Wednesday, December 30, 2009


In today's New York Times, the estimable David Pogue (I never miss a column of his) offers his "Pogie Awards" for the year's best tech ideas.

Some of these notions are better in the conception than in the execution, but not Pogue's favorite, Readability, a tiny (and free) button for your browser's toolbar that strips out everything from a Web page except the text and accompanying photos. With a single click of that button you're suddenly presented with a narrow (but adjustable) column of text as clean and clear as one in a well-designed, well-printed photo book. No muss, no fuss.

Reading newspapers and magazine content on the Internet can be maddening. Often we're presented with a visual dog's breakfast, cluttered with graphics that howl and bark for our attention. Click on a news story, and you'll get a new page with a bunch of new ads. This can be very annoying, especially since ad blockers no longer work as well as they used to. (There's a war on, you know -- a war between pro-ad and anti-ad programmers.)

The problem of readability seems to be a fairly new one. After all, those of us who grew up with printed newspapers, especially mainsheet-sized dailies, quickly got used to the ads surrounding the stories we read. We trained ourselves to skip over the huckstering, or perhaps just glance at and quickly dismiss it.

Yes, some readers did complain about ad-heavy newspapers and magazines -- but back in those days, most of us understood that the ads paid for producing the papers we bought for a mere quarter. Besides, we almost instinctively knew how to read around them, unless we were actively interested in their content.

The Readability button does make a difference for Web news and blog readers. As Pogue points out, it does not handle all Web pages properly, but it presents most of them swiftly and smartly. Reading long-form articles suddenly becomes almost soothing.

You can get Readability here. Just follow the simple instructions and mouse the button to your browser's toolbar, where it will stay.


  1. That is really remarkable - what a great idea!

  2. I should mention that Readability doesn't do well with home pages, either news or blog. Rather, click on the headline of the item you want to read, then click on Readability.

  3. I noticed the same item in Pogue's column. So I mentioned it to a friend of mine. Apparently, it's old newss, at least to a tech wiz. He told me he'd been using the Readability for almost a year now on his iPhone, where he does a lot of reading. Legible type on a clean page is easier on the eyes.

  4. Readability came out in March, but there seem to have been very few mentions of it on the Internet until Pogue cited it. I'll have to investigate that app on the iPhone -- the Readability site does not mention it.

  5. Looks like there must be another iPhone app that does Readability's task; the iTunes app store does not have it.

  6. I'll ask my friend where/how he gets it for his iPhone and report back.

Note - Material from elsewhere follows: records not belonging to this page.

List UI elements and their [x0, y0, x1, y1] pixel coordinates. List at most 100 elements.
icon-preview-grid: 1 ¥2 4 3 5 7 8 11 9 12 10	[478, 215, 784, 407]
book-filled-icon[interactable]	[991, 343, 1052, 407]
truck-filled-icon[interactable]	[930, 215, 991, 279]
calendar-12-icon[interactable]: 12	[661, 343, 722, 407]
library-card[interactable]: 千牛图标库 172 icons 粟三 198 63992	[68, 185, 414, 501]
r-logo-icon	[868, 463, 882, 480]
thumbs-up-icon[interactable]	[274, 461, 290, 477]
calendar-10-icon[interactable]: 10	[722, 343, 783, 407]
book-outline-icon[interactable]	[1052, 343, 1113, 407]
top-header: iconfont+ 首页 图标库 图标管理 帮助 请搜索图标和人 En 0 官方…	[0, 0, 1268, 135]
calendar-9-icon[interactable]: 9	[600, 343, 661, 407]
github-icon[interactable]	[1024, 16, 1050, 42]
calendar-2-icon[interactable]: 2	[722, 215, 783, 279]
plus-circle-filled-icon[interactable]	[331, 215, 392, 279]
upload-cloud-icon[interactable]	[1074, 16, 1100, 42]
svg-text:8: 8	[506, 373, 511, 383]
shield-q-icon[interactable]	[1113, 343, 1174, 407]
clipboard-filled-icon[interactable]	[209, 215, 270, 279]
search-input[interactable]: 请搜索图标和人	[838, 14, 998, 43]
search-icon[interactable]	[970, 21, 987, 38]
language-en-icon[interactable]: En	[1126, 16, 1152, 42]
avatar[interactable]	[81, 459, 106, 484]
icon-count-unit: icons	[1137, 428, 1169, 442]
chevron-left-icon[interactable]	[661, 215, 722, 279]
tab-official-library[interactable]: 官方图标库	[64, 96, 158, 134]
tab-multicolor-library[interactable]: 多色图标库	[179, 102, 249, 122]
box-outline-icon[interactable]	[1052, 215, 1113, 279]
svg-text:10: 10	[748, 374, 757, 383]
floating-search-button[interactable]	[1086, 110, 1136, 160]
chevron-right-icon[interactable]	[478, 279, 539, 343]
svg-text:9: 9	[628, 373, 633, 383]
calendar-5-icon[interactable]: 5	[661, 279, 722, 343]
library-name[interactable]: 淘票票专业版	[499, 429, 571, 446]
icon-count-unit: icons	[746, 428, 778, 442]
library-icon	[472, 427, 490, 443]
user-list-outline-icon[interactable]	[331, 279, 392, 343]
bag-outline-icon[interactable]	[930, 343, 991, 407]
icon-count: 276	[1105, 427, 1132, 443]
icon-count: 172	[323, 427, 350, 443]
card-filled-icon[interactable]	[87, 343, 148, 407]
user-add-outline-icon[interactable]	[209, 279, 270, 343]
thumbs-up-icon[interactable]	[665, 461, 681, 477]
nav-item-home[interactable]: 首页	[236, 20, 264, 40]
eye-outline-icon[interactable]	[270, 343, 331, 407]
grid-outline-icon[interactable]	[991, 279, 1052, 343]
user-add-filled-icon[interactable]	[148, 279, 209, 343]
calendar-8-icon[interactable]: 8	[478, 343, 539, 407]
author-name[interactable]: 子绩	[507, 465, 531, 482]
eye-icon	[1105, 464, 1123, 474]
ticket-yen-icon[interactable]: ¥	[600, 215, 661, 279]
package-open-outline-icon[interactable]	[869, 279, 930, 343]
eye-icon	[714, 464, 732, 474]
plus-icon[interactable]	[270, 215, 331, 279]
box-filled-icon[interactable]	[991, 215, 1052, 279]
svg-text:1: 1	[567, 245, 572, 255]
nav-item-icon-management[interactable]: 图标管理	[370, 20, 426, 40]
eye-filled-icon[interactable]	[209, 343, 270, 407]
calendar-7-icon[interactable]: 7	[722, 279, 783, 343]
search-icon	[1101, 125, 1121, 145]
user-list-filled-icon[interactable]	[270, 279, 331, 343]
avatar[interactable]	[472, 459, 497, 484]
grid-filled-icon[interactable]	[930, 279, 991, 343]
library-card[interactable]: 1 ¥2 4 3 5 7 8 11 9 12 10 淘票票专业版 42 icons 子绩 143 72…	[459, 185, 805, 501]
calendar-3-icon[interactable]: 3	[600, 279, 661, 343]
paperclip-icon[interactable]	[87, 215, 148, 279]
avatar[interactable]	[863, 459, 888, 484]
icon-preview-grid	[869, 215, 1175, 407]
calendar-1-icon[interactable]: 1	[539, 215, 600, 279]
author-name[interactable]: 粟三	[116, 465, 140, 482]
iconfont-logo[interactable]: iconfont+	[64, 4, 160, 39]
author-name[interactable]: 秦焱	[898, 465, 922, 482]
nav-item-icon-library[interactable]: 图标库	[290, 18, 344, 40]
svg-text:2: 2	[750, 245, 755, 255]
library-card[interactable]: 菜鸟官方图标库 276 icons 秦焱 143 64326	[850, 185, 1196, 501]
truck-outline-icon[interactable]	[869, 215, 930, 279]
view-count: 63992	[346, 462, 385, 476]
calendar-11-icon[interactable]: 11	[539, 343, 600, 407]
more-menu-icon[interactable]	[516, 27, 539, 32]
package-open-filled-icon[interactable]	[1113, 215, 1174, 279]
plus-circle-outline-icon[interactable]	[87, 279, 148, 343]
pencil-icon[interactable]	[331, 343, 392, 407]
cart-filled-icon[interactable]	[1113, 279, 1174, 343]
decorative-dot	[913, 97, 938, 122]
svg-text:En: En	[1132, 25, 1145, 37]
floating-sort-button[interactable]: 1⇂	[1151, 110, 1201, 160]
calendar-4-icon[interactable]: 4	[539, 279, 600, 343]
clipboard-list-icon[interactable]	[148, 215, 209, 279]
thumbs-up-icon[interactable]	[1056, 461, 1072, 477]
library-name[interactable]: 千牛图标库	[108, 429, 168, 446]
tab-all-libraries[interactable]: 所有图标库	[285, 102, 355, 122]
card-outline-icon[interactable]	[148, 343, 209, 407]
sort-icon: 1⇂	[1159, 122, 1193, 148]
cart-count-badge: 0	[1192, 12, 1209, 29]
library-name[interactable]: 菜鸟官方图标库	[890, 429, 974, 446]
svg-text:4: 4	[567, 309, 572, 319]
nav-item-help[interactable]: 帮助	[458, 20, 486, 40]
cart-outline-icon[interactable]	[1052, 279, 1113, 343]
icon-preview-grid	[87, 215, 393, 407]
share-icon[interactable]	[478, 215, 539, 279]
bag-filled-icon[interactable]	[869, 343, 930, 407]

  7. Henry -- My friend says:

    "The version of Readability that I use on my iPhone isn't iPhone-specific -- it's the same browser bookmark that you can download for any Web browser. (Which is another way of saying that iPhone's implementation of the Safari Web browser is brilliant because, even on a phone, it's basically just a browser on a computer ... if that makes any sense.) I don't use it all the time, but it can come in handy for a recalcitrant Web page that's determined to place its design between its message and your brain.

    "I don't use an ad blocker, but the bloc-Flash plugin I told you about does a great job blocking ads -- precisely because so many of them are Flash nowadays. For me, the value in blocking them has less to do with visual distraction than with the fact that the page loads much quicker without the ads. This is the Flash blocker, if you want to try it: ."

    -- Jan

  8. Can't figure out how to mouse the Readability button to the toolbar of Safari on my iPod Touch. Just not enough of a computer adept to do that.

    Since I don't use Safari on my Macs, Clicktoflash doesn't work for me -- but Flashblock does work with Firefox, and very well. Thanks for mentioning that.